Thursday, February 13, 2014

A Boy's Best Book of Magic (David Castlewitz)

A Boy's Best Book of Magic
David Castlewitz
Amazon Digital Services
Fiction, Fantasy
** (Bad)


DESCRIPTION: Joey didn't mean to buy anything at the neighbor's garage sale; he was just enjoying a day with his Grandpa Carl, away from his stern mother and angry father and a house full of shouts and rules and awful silences. But when he found the book on magic tricks, he just knew he had to have it, even if it cost him every penny of his allowance. Inside, it tells all about card tricks and making coins disappear and other sleight-of-hand staples... but there's also a strange handwritten insert full of odd symbols and foreign words. Joey reads them aloud - and suddenly everything is different. His mother no longer cries or scolds. His father no longer shouts. Joey starts to remember bits and pieces of a strange journey into the past, where he and his mother (somehow aged back to twelve years old) visited his grandfather as a boy back in the city, a trip that changed everyone's lives in unexpected ways.
A Kindle-exclusive title.

REVIEW: I really should listen to my gut the next time it says to bail out of a story early... This short tale reads like a dream, and not in a good way.

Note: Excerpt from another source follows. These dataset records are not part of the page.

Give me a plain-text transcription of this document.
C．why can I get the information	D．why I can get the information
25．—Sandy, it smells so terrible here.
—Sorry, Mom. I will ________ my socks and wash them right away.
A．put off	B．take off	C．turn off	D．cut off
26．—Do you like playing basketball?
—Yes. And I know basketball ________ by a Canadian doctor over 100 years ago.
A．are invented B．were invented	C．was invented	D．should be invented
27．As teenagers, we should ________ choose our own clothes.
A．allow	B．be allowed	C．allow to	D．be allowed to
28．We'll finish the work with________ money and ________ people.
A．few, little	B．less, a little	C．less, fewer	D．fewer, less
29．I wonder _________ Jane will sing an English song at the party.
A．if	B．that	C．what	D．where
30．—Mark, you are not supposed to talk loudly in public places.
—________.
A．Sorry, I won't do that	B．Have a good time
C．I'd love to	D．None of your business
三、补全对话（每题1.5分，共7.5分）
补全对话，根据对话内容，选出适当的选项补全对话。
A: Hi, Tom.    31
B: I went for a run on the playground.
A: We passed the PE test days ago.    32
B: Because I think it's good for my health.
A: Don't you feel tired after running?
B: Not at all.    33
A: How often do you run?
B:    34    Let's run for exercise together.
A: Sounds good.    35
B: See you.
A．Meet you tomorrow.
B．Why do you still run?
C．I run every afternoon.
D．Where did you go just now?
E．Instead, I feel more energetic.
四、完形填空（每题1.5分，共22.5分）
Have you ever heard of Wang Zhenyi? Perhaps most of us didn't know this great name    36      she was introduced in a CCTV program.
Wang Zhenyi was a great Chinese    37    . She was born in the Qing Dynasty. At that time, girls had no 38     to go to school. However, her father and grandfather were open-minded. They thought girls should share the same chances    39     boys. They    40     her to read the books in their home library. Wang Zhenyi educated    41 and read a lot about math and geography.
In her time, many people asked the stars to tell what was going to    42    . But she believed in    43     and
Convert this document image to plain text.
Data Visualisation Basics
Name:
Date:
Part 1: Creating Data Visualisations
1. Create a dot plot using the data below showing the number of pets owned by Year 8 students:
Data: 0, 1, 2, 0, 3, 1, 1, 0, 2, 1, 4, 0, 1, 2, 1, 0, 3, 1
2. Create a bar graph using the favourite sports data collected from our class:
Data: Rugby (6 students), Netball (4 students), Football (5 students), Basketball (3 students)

Realities, pasts and presents meld together mid-paragraph, adhering to an impenetrable, sometimes contradictory internal logic. At its heart, it's a story about how one abusive man can ruin lives even generations after he struck his final blow... meaning that most of the story is about miserable people enduring miserable lives and being unable to do much about it except curl up in the corner, stuff their ears, and hope the next fist isn't aimed in their direction. If it hadn't been on Kindle, I might have thrown it across the room when this character ups the ante from simply beating his children to something worse, and again at the end. I still do not understand how the ending changed anything except ensuring even more misery (I can't get specific without spoilers), unless it's another part of what Joey forgot; his recollection of the trip is spotty at best, which made it rather frustrating to follow the convoluted tale through him. What, really, was the point of all this, except to show Joey and his mom that their lives could've been much worse?